The Great Advantages Which The Very Improved State Of All Branches Of
Physical Science, And Of Natural History, Bestow On Travellers In Modern
Times, Are Enjoyed, Though Not In An Equal Degree, By Navigators And By
Those Who Journey On Land.
To the latter they are indeed most important,
and will principally account for the superiority of modern travels over
those which were published a century ago, or even fifty years since.
It is
plain that our knowledge of foreign countries relates either to animate or
inanimate nature: to the soil and geology, the face of the surface, and
what lies below it; the rivers, lakes, mountains, climate, and the plants;
or to the natural history, strictly so called: - and to the manners,
institutions, government, religion, and statistics of the inhabitants.

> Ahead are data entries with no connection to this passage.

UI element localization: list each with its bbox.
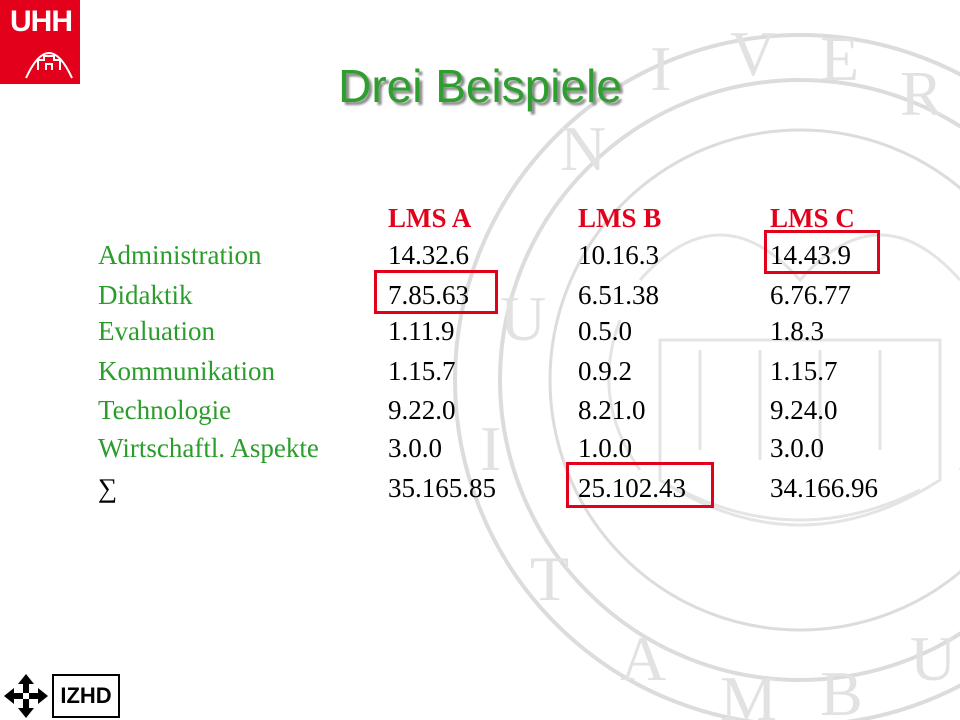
svg-text:R: R — [900, 58, 943, 129]
column-header-lms-b: LMS B — [578, 203, 662, 233]
table-cell: 3.0.0 — [388, 433, 442, 463]
table-cell: 14.43.9 — [770, 240, 851, 270]
izhd-logo-text: IZHD — [52, 674, 120, 718]
table-cell: 1.11.9 — [388, 316, 455, 346]
row-label-evaluation: Evaluation — [98, 316, 215, 346]
svg-text:V: V — [730, 20, 776, 89]
table-cell: 9.24.0 — [770, 395, 838, 425]
table-cell: 1.15.7 — [770, 356, 838, 386]
uhh-logo-text: UHH — [10, 5, 73, 38]
highlight-box-lms-c-administration — [764, 230, 880, 274]
svg-text:I: I — [650, 33, 671, 104]
izhd-logo: IZHD — [0, 672, 122, 720]
table-cell: 7.85.63 — [388, 280, 469, 310]
table-cell: 6.76.77 — [770, 280, 851, 310]
svg-text:N: N — [560, 113, 606, 184]
table-cell: 0.9.2 — [578, 356, 632, 386]
svg-text:T: T — [530, 543, 569, 614]
table-cell: 34.166.96 — [770, 473, 878, 503]
svg-text:E: E — [820, 23, 859, 94]
svg-text:M: M — [720, 663, 777, 720]
table-cell: 9.22.0 — [388, 395, 456, 425]
column-header-lms-a: LMS A — [388, 203, 472, 233]
uhh-logo: UHH — [0, 0, 80, 84]
table-cell: 14.32.6 — [388, 240, 469, 270]
highlight-box-lms-b-sum — [566, 462, 714, 508]
castle-icon — [25, 52, 73, 79]
table-cell: 25.102.43 — [578, 473, 686, 503]
svg-text:B: B — [820, 658, 863, 720]
table-cell: 1.15.7 — [388, 356, 456, 386]
row-label-kommunikation: Kommunikation — [98, 356, 275, 386]
table-cell: 8.21.0 — [578, 395, 646, 425]
row-label-wirtschaftl-aspekte: Wirtschaftl. Aspekte — [98, 433, 319, 463]
svg-text:I: I — [480, 413, 501, 484]
slide-title: Drei Beispiele — [338, 60, 622, 112]
highlight-box-lms-a-didaktik — [374, 270, 498, 314]
row-label-didaktik: Didaktik — [98, 280, 193, 310]
svg-text:U: U — [500, 283, 546, 354]
row-label-administration: Administration — [98, 240, 262, 270]
table-cell: 0.5.0 — [578, 316, 632, 346]
column-header-lms-c: LMS C — [770, 203, 855, 233]
svg-text:A: A — [620, 623, 666, 694]
row-label-sum: ∑ — [98, 473, 118, 503]
table-cell: 10.16.3 — [578, 240, 659, 270]
table-cell: 35.165.85 — [388, 473, 496, 503]
table-cell: 1.8.3 — [770, 316, 824, 346]
table-cell: 6.51.38 — [578, 280, 659, 310]
university-seal-watermark: U N I V E R I T A M B U — [453, 20, 960, 720]
table-cell: 1.0.0 — [578, 433, 632, 463]
table-cell: 3.0.0 — [770, 433, 824, 463]
cross-arrows-icon — [4, 674, 48, 718]
svg-text:U: U — [910, 623, 956, 694]
row-label-technologie: Technologie — [98, 395, 232, 425]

Consequently, as the appropriate branches of knowledge relating to these
objects are extended, travellers must be better able, as well as more
disposed, to investigate them; and the public at large require that some or
all of them should at least be noticed in books of travels. The same
science, and many of the same instruments, which enable the seaman to
ascertain his latitude and longitude, and to lay down full and accurate
charts of the shores which he visits, are also useful to the
land-traveller; they both draw assistance from the knowledge of meteorology
which they may possess, to make observations on the climate, and from their
acquaintance with botany and natural history, to give an account of the
plants and animals. But it is evident that so far as the latter are
concerned, as well as so far as relates to the inhabitants, the land
traveller has more opportunities than he who goes on a voyage.

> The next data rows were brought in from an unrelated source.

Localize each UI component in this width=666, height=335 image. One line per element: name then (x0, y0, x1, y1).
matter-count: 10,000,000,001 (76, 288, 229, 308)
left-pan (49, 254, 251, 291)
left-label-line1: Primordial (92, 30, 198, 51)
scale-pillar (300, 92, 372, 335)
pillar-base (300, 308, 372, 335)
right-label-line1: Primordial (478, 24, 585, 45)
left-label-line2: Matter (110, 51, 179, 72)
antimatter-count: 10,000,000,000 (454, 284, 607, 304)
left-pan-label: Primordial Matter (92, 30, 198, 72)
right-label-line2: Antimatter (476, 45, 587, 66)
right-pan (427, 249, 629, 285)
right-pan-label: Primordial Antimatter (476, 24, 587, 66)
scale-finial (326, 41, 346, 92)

But there are other advantages enjoyed by modern travellers besides those
derived from superior science: foreign languages are at present better and
more generally understood; and it is unnecessary to point out how important
such an acquisition is, or rather how indispensible it is to accurate
information. The knowledge of the languages of the East which many of the
gentlemen in the service of the East India Company, and the missionaries,
possess, has been of infinite service in making us much better acquainted
with the antiquities, history, and present state of those countries, than
we could possibly have otherwise been. There is at present greater
intercourse among even remote nations; and prejudices, which formerly
operated as an almost insurmountable barrier, are now either entirely
destroyed, or greatly weakened: in proof of this, we need only refer to the
numerous travellers who have lately visited Egypt, - a country which it
would have been extremely dangerous to visit half a century ago. At the
same distance of time, natives of Asia or Africa, especially in their
appropriate costume, were seldom or never seen in the streets of London,
or, if seen, would have been insulted, or greatly incommoded by the
troublesome curiosity of its inhabitants; now there are many such, who walk
the streets unmolested, and scarcely noticed.